MICHAEL LEUNIG: Well, I became a cartoonist because I’d sort of failed at everything else, really. I mean, it was by default. I’d worked in factories and things, and I thought, I must find something to do. So it’s a bit like becoming a musician. You sort of get a gig, you know, you draw and someone likes that drawing, and someone asks you to do another one. So I get to this newspaper and then I’m asked to be a cartoonist, to comment on the world of politics which I didn’t know a great deal about. I was very green. And it was drawing a cartoon about the Vietnam War. There had been a terrible incident and, I don’t know, it was a Saturday morning and the editor came in with a terrible hangover and he was singing an Irish song and he’d lost his glasses and he was carrying his shoes in his hand, you see, the editor. And I knew this would be quite a morning. But anyway I was trying to draw about this very difficult subject and I got engrossed and tangled in it and the deadline was ticking away and, anyway, I just then drew a duck. I drew a duck. It appeared. You see, I was stuck. I couldn’t go on. I didn’t know where to go forward. The duck appeared in my mind or came off the end of my pen and then I put a fella sitting on the duck and then I drew a teapot on his head. It was an act of defiance. I was being absurd, you see, because I couldn’t untangle this terrible Vietnam tragedy and I drew this thing and I walked up to the editor, plonked it on his desk and he kind of looked at it and scratched his head and he said, “Well I don’t understand that, but I sort of like it, you know and there’s no time to do another one.” So in it went, you see.
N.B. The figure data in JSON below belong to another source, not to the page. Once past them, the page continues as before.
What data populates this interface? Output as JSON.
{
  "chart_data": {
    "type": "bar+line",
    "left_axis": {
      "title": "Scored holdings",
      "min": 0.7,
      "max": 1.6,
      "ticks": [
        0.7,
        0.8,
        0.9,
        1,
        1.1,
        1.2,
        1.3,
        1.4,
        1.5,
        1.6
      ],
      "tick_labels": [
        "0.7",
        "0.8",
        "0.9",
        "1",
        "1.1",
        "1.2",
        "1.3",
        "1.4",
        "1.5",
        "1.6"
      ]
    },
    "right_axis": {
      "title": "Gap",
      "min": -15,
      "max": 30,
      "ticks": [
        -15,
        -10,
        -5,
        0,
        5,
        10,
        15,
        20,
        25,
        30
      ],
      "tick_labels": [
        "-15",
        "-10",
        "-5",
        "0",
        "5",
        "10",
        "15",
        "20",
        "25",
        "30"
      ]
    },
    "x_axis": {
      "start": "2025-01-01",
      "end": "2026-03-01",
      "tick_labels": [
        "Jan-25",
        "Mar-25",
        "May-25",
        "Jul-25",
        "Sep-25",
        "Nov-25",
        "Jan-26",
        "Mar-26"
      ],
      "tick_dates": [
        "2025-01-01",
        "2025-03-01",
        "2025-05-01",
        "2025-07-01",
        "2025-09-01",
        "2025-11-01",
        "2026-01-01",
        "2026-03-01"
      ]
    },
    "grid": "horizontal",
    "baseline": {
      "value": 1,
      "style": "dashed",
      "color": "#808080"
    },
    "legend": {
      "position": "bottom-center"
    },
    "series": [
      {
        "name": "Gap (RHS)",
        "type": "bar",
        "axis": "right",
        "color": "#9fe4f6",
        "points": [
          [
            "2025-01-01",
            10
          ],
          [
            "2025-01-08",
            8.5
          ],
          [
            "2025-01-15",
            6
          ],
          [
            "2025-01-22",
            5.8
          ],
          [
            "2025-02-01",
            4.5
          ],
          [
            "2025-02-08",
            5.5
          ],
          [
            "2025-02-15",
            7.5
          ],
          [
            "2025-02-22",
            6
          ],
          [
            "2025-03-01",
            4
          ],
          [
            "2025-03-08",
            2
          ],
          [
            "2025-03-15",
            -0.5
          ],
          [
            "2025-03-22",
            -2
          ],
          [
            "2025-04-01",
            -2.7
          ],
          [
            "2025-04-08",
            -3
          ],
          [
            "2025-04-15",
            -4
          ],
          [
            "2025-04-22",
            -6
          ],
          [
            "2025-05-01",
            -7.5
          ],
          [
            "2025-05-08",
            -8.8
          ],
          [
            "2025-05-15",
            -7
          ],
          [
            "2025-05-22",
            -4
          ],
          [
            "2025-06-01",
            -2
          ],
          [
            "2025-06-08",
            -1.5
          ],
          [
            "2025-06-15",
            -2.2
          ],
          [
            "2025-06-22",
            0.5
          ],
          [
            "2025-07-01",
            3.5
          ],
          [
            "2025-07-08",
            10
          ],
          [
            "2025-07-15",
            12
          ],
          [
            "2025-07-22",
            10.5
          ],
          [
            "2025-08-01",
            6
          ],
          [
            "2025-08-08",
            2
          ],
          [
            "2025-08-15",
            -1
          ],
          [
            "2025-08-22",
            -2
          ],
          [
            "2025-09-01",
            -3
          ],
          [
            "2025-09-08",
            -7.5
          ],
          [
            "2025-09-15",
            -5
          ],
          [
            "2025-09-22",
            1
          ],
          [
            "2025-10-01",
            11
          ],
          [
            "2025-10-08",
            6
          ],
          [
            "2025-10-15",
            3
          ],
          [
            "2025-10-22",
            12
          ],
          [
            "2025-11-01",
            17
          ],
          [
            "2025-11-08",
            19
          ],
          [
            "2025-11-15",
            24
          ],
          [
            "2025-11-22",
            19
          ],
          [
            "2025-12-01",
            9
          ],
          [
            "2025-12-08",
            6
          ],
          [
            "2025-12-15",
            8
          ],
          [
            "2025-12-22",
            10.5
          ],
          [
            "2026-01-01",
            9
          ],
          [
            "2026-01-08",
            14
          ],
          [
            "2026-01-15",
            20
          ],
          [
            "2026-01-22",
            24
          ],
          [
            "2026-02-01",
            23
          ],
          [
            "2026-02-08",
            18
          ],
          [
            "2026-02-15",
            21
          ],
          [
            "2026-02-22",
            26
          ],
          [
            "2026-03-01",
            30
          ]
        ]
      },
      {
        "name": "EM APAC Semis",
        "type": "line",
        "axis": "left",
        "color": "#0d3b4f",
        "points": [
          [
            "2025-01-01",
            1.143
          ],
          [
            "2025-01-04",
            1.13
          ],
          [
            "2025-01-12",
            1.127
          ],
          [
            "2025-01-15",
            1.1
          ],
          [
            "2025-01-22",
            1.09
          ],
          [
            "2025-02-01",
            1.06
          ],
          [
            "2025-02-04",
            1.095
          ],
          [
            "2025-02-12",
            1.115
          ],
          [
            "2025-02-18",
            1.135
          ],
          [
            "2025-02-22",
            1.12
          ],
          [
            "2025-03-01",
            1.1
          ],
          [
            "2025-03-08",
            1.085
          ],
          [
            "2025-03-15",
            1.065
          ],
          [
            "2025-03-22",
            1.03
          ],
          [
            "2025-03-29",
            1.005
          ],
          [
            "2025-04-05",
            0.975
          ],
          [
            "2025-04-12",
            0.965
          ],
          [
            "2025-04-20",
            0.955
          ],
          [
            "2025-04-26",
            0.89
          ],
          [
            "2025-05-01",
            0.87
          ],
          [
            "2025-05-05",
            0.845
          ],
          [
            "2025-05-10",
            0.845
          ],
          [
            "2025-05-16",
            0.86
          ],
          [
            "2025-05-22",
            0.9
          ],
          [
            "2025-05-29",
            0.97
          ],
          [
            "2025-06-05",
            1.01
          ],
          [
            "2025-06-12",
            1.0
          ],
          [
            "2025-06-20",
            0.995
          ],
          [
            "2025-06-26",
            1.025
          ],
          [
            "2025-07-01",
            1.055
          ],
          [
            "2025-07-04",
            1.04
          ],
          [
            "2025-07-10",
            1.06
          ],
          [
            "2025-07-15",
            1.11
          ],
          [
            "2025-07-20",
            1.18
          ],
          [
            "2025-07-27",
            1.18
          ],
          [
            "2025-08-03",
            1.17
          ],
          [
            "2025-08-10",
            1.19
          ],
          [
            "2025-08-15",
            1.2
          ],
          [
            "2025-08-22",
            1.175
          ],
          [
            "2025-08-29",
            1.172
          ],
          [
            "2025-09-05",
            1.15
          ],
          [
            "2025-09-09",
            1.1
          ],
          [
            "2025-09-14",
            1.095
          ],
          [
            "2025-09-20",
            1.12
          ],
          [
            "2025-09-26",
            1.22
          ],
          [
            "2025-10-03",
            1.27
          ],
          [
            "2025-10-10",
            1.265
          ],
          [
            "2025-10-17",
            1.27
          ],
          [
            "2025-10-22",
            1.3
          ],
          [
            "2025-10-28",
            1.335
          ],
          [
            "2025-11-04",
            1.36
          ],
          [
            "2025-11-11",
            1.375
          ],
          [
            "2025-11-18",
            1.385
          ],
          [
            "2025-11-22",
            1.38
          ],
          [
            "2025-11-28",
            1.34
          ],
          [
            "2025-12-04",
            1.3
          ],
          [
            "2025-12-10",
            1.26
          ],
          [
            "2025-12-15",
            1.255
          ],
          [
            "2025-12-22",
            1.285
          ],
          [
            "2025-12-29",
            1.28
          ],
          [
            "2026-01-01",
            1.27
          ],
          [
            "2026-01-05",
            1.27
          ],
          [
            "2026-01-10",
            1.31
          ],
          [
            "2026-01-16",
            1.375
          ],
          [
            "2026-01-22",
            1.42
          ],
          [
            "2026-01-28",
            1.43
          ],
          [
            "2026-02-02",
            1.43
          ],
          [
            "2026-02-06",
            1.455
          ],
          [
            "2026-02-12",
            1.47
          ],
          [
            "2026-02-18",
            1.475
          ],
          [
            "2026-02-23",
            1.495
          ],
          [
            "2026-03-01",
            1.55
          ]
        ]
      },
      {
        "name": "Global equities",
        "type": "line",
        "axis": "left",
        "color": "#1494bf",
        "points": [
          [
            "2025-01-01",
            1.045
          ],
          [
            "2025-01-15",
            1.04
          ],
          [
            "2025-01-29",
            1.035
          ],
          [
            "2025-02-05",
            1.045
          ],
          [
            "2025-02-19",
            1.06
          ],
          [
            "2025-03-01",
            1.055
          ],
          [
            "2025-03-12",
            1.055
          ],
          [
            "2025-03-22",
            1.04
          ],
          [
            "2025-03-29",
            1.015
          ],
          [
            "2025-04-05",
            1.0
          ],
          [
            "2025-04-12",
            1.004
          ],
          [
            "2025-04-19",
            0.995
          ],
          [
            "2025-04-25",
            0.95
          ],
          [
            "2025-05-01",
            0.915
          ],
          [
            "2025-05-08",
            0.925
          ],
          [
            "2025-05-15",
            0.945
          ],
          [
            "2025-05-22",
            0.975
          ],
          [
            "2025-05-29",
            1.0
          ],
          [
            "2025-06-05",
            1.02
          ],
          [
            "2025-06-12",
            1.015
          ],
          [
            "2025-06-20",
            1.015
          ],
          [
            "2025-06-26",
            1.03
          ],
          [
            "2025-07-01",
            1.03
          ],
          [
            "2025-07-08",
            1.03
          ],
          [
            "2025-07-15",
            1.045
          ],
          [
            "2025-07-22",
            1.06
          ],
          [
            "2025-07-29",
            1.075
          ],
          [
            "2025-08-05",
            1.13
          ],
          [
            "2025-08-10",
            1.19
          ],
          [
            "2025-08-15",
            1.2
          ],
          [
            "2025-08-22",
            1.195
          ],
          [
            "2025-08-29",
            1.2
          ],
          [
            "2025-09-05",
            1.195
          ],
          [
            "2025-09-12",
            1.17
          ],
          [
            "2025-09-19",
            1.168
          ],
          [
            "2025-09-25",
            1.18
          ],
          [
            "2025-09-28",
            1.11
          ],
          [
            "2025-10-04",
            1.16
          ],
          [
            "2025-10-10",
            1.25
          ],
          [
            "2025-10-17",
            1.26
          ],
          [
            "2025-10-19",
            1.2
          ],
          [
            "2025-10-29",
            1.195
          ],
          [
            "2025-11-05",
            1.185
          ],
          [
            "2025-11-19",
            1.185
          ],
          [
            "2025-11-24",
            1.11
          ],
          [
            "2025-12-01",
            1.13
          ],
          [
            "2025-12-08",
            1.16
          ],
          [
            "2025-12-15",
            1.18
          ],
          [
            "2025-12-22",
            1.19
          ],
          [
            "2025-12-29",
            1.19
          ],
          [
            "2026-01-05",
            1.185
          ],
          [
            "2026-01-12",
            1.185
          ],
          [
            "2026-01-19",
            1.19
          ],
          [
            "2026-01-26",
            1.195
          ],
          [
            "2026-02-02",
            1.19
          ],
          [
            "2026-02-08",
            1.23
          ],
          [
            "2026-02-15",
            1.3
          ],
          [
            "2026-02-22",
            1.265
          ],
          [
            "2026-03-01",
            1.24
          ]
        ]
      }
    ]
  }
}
I felt maybe society lacked, you know, some enchanting quality, little mysteries and little poetic elements sort of stuff. Maybe that’s what I felt. I wanted to put that there. And there was this little space in the paper, you know, it’s that big. It’s like a little stage. I thought it’s a little stage and I can put little actors on it and things and why should I restrict this to these boring politicians? Why can’t I put pixies and fairies and ducks and all those embarrassing things, the things that are deeply embarrassing to the grown-up, intelligent adults.